3. Nicolas Beaudin's transition to pro
The Blackhawks have high hopes for Adam Boqvist and Ian Mitchell, both of whom have been standouts at development camp. Same with Kirby Dach and Alex Nylander up front.
Beaudin is kind of the forgotten guy, which seems odd because he was taken in the first round in 2018. But it might be because there's still a lot of room to grow in his game.
After four years in the QMJHL, Beaudin is turning pro and is expected to start the season with the Rockford IceHogs. The Blackhawks like that they'll be able to have more of a hands-on approach in his development with him being under their roof on a daily basis.
"He's a smaller defenseman so it's going to be the defending part," Bowman said on what Beaudin's biggest transition might be. "We like his two-way ability. He was probably the top defenseman in the Quebec League last year. He was on a good team and played a lot of minutes. Played all situations there so you're trying to find your niche as a defenseman and I think the biggest thing is don't get away from what you do well.
"He's a pretty smart player, he's got some creativity to his game. He's not a high-risk player but he's got the ability to play offense as well as be defending and learning at his size how to play against bigger players. Have a good stick, use his feet and his brain to defend. All the attributes you want a player in the NHL to have. Good gap, force players to unload the puck before they're ready to and when he gets it he makes pretty smart decisions with it. So it's not one thing with Beaudin, it's becoming an all-around defenseman."
4. Dominic Basse’s side of the Mark Kelley story
One of my favorite stories from the NHL Draft came after the Blackhawks drafted Basse in the sixth round (No. 167 overall), and it waas told by Blackhawks VP of amateur scouting Mark Kelley, who shared the journey he went on to scout Basse for the first time:
"The first time I went to see him this year I drove in a snowstorm.

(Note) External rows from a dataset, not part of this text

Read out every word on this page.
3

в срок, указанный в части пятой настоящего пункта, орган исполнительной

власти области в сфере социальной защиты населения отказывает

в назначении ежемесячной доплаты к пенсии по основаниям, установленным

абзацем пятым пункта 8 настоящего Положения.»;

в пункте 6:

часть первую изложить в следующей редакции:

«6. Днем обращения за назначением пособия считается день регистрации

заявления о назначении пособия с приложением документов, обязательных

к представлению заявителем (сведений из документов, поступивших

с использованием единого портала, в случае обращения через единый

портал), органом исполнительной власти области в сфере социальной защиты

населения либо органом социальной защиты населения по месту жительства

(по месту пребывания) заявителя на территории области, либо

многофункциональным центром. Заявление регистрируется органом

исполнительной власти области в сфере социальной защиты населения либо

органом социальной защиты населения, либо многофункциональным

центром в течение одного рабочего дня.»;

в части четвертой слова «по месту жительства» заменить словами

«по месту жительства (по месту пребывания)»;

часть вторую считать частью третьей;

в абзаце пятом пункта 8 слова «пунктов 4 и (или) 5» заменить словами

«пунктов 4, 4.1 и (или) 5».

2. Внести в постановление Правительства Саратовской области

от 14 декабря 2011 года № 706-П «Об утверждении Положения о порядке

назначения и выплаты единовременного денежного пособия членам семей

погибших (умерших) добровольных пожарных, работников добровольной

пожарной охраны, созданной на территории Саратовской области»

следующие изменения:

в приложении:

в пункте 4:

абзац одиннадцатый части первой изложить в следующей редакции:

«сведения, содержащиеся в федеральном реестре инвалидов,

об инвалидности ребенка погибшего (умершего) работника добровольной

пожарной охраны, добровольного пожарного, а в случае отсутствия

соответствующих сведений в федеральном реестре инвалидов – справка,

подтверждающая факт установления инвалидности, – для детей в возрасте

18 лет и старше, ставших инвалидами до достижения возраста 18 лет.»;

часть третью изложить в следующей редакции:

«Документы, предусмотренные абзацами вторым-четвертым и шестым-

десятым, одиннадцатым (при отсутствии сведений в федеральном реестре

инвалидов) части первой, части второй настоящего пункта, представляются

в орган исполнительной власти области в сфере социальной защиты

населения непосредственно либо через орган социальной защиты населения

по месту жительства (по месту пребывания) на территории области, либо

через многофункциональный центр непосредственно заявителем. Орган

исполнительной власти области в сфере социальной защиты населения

Luckily it was 45 minutes from my house to get there and I got there and I get situated and I look out there, watched a little warmups, the game starts and he was on the bench. So he was coming off between periods, he was the last guy and I said to him, 'Hey, you! When are you playing?' And he told me: 'I'm going to be the starter tomorrow and Monday.' So I came back. He caught my eye."
I caught up with Basse on Thursday and got his side of the story and whether he recalls the encounter:
"I actually remember him. Good thing I didn't say something bad. I thought he was just a parent. I was walking through and he's like, 'Hey! When are you playing?' I was just surprised and was like: 'Sorry sir, I play this day and this day.' And he's like, 'alright' and just left and I thought, 'OK, that's that.'"
That was the only time Basse had any interaction with Kelley. He saw the interview of Kelley explaining his side after the draft ended, but it wasn't until development camp when he actually put a face to the name.
"I kind of made a little sense of it when I came to prospect camp and I saw his face again and I was like, 'Oh wait I think I remember that face. I've seen him somewhere.' And then it all came together when he said that during the interview. It was pretty funny."
— Kyle Olson did not participate in the on-ice session because of an illness.